Imposed austerity measures are not delivering positive results toward the common good. Poor people are getting poorer. Inequalities are on the rise. More than one third of the population in five EU Member States are at risk of poverty or social exclusion (48% in Bulgaria, 40.4% in Romania 35.7% in Greece, 35.1% in Latvia, and 33.5% in Hungary), and 1 in 3 children are living in poverty in 14 of the 28 EU countries. When services are removed, vulnerable families at risk of poverty are more likely to remain impoverished, leading to a new phenomenon in Europe known as “generational poverty”. Europe clearly needs to change tack on austerity.

We are living in an unfair Europe, where social cohesion is fading and social risks are rising. Social welfare systems are being downsized and individuals and families are falling deeper into poverty. European leaders must wake up and dare to acknowledge that the increasing weakening of people’s trust in our political institutions goes hand in hand with the erosion of social rights and welfare and the belief in the European Project.

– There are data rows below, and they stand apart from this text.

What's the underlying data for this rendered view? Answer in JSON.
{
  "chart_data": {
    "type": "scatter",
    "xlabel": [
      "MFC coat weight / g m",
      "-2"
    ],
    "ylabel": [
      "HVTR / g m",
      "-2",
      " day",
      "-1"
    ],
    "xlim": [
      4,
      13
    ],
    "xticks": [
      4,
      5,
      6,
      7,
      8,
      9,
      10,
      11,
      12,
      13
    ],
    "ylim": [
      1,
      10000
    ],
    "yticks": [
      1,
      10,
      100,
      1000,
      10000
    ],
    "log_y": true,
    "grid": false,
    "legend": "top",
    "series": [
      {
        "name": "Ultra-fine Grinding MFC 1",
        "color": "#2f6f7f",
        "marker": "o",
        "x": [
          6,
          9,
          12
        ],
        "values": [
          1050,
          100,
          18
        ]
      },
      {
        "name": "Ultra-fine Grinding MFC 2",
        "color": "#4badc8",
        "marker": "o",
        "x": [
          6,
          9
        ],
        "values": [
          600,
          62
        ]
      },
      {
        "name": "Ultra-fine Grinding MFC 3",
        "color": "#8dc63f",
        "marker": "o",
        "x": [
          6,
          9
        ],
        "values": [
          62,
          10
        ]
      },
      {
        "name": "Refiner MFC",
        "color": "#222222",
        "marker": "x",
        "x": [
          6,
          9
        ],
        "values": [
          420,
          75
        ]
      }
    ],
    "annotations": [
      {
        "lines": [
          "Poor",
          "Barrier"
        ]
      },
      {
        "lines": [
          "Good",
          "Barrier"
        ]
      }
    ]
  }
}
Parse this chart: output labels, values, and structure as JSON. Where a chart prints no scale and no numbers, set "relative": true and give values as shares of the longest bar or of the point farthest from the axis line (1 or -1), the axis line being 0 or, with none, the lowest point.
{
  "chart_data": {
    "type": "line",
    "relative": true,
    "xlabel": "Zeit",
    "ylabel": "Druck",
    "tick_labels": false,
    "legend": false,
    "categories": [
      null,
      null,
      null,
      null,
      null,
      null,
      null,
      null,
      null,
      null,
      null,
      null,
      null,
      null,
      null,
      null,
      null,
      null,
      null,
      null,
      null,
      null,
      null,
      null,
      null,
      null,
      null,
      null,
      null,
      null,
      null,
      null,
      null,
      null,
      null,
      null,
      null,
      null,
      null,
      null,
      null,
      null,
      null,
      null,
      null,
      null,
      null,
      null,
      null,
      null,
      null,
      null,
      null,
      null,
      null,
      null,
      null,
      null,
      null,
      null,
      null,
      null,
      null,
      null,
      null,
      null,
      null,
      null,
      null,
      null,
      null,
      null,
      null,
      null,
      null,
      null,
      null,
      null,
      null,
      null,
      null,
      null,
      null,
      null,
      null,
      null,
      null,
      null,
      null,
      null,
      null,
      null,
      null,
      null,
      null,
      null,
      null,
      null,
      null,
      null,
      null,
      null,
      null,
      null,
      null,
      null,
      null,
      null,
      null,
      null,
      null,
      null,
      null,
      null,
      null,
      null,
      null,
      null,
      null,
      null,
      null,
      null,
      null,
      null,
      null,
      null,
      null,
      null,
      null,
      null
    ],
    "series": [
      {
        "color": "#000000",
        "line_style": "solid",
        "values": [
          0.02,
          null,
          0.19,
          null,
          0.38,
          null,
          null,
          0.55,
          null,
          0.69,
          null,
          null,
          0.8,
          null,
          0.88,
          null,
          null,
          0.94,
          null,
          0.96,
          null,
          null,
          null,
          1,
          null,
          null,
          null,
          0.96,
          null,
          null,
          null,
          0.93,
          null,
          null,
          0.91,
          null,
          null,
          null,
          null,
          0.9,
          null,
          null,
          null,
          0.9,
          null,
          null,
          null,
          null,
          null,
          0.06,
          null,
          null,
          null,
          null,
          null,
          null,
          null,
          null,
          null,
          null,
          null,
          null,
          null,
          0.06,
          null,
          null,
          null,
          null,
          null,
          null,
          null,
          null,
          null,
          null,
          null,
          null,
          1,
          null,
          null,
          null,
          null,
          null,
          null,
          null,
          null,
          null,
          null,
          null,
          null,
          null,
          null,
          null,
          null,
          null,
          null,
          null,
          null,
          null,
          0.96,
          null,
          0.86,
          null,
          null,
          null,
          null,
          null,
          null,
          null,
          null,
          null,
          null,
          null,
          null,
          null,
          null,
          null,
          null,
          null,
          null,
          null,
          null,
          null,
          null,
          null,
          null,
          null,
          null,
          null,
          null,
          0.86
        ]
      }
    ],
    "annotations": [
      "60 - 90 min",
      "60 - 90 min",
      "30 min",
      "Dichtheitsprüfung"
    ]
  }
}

People’s discontent was made quite clear during the latest elections to the European Parliament, which marked a further drop in the level of voter participation and resulted in increased numbers of extremist parties. An economic crisis can increasingly evolve into a social and political crisis; the results of forthcoming elections in countries like the UK and France have the potential to trigger a shock-wave across Europe.

If governments don’t alter their positions now, Europe will remain at great risk for the long-term. Racism, xenophobia and the spread of hate are intensifying. Social unrest has risen by 12% in the last five years, higher than any other region of the world. This is why Europe’s response is no longer just about resolving economic challenges, but also about the future of Europe. There is still time to recognise the threat and respond. After all, as Pope Francis once said “the measure of the greatness of a society is found in the way it treats those most in need, those who have nothing apart from their poverty!”

Considering the wise words of Pope Francis, the EU and Member States have everything to gain by recognising their democratic responsibility and being conscious of the long-term impact of decisions they make now. Politicians have choices and it is time they act to tackle tax evasion and illicit financial flows, reallocate public expenditures, increase tax revenues, contributions, and invest in people to ensure that we can all live in dignity in just societies.